Да, суть твоя так страстно рвется к центра цели,
Но беспредельно достижима цель в дороге без конца;
Из бытия глубин вздымается прилив и заливает мели,
С зенита льется свет из вечного дворца;
Так жизнь твою и суть жизнь космоса собою отогрела,
И все они есть Бог, и ты — они, как видно мудрецам.
Дальнейшее повествование унесло меня в волшебную страну, но такая действительно существует, ибо живет в сердце каждого человека, имеющего воображение и не замыкающегося от вселенной в тесном мирке.
Если перенесенный О’Мэлли на бумагу рассказ, а в особенности его записи в растрепанных блокнотах приводили меня в замешательство, переданное им на словах приоткрыло ощущение безмерности и счастья, которые он испытал. Я уловил лишь отдельные сцены, залитые ослепительным светом. Их бессвязность передавала величие целого лучше, чем любая последовательная увязка.
Кульминация отсутствовала. Повествование двигалось кругами. По мере того как я слушал, меня обволакивало ощущение вечности, поскольку он поместил рассказ вне времени и пространства, и я также начал грезить.

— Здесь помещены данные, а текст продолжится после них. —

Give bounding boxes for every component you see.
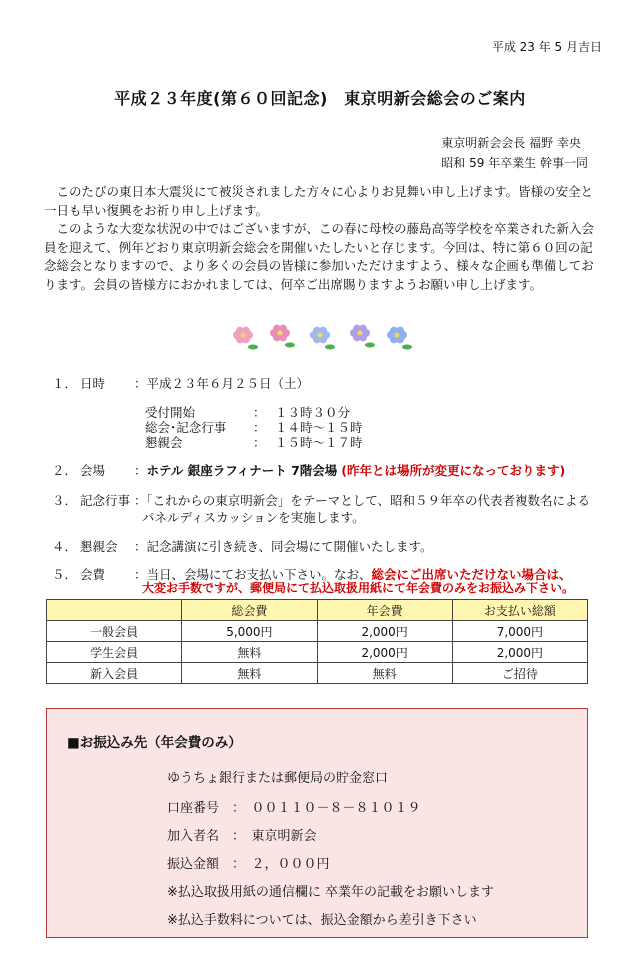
venue-name: ホテル 銀座ラフィナート 7階会場 (146, 463, 338, 478)
item-value: ：「これからの東京明新会」をテーマとして、昭和５９年卒の代表者複数名による (134, 493, 591, 508)
signature-block (441, 133, 588, 173)
schedule-value: １４時～１５時 (275, 420, 363, 435)
table-header: 年会費 (317, 600, 452, 621)
fee-table (46, 599, 588, 684)
fee-warning: 総会にご出席いただけない場合は、 (371, 567, 572, 582)
bank-title: ■お振込み先（年会費のみ） (67, 735, 242, 751)
table-row (47, 663, 588, 684)
bank-line: ※払込手数料については、振込金額から差引き下さい (167, 913, 477, 928)
schedule-colon: ： (253, 420, 266, 435)
table-header: 総会費 (182, 600, 317, 621)
signature-line: 昭和 59 年卒業生 幹事一同 (441, 156, 588, 170)
table-cell: 学生会員 (47, 642, 182, 663)
table-cell: 無料 (182, 663, 317, 684)
fee-warning: 大変お手数ですが、郵便局にて払込取扱用紙にて年会費のみをお振込み下さい。 (142, 581, 575, 595)
venue-colon: ： (134, 463, 147, 478)
schedule-row (145, 436, 363, 450)
item-value: パネルディスカッションを実施します。 (142, 510, 365, 525)
bank-line: ※払込取扱用紙の通信欄に 卒業年の記載をお願いします (167, 885, 495, 900)
table-cell: 7,000円 (452, 621, 587, 642)
signature-line: 東京明新会会長 福野 幸央 (441, 136, 581, 150)
item-value: ：平成２３年６月２５日（土） (134, 376, 310, 391)
table-cell: 5,000円 (182, 621, 317, 642)
item-label: 会費 (80, 567, 106, 582)
item-number: １． (52, 376, 78, 391)
paragraph: このたびの東日本大震災にて被災されました方々に心よりお見舞い申し上げます。皆様の安全と一日も早い復興をお祈り申し上げます。 (44, 184, 594, 218)
table-cell: 2,000円 (452, 642, 587, 663)
schedule-key: 懇親会 (145, 435, 183, 450)
table-cell: 新入会員 (47, 663, 182, 684)
item-value (134, 462, 614, 479)
schedule-value: １５時～１７時 (275, 435, 363, 450)
item-label: 日時 (80, 376, 106, 391)
issue-date: 平成 23 年 5 月吉日 (491, 40, 602, 54)
table-header: お支払い総額 (452, 600, 587, 621)
table-cell: 2,000円 (317, 621, 452, 642)
table-cell: 無料 (182, 642, 317, 663)
table-cell: 無料 (317, 663, 452, 684)
fee-text: ：当日、会場にてお支払い下さい。なお、 (134, 567, 372, 582)
table-cell: ご招待 (452, 663, 587, 684)
item-value: ：記念講演に引き続き、同会場にて開催いたします。 (134, 539, 433, 554)
item-number: ４． (52, 539, 78, 554)
table-cell: 一般会員 (47, 621, 182, 642)
item-label: 会場 (80, 463, 106, 478)
schedule-colon: ： (253, 435, 266, 450)
item-number: ２． (52, 463, 78, 478)
greeting-text (44, 183, 600, 294)
schedule-row (145, 421, 363, 435)
schedule-row (145, 406, 350, 420)
schedule-colon: ： (253, 405, 266, 420)
flower-garland-icon (225, 313, 415, 355)
table-cell: 2,000円 (317, 642, 452, 663)
bank-line: ゆうちょ銀行または郵便局の貯金窓口 (167, 771, 389, 786)
table-header (47, 600, 182, 621)
table-header-row (47, 600, 588, 621)
paragraph: このような大変な状況の中ではございますが、この春に母校の藤島高等学校を卒業された新入会員を迎えて、例年どおり東京明新会総会を開催いたしたいと存じます。今回は、特に第６０回の記念総会となりますので、より多くの会員の皆様に参加いただけますよう、様々な企画も準備しております。会員の皆様方におかれましては、何卒ご出席賜りますようお願い申し上げます。 (44, 221, 595, 292)
bank-line: 振込金額 ： ２，０００円 (167, 857, 330, 872)
item-label: 懇親会 (80, 539, 118, 554)
venue-change-note: (昨年とは場所が変更になっております) (341, 463, 566, 478)
item-number: ５． (52, 567, 78, 582)
item-label: 記念行事 (80, 493, 131, 508)
item-number: ３． (52, 493, 78, 508)
table-row (47, 621, 588, 642)
bank-transfer-box (46, 708, 588, 938)
table-row (47, 642, 588, 663)
schedule-key: 総会･記念行事 (145, 420, 227, 435)
bank-line: 口座番号 ： ００１１０－８－８１０１９ (167, 801, 421, 816)
bank-line: 加入者名 ： 東京明新会 (167, 829, 317, 844)
schedule-value: １３時３０分 (275, 405, 351, 420)
page-title: 平成２３年度(第６０回記念) 東京明新会総会のご案内 (114, 89, 526, 108)
schedule-key: 受付開始 (145, 405, 196, 420)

Как никогда ясными сделались слова «у Господа один день, как тысяча лет, и тысяча лет, как один день»[94]. Вероятно, так чувствовал себя монах, для чьего сердца прошла сотня лет, пока он внимал песне птички.
На мои вопросы практического свойства, которыми я по глупости вначале тревожил его, мой друг не ответил, поскольку был не в состоянии. Но не было ни малейшего сомнения, что излагаемое не плод художественного воображения.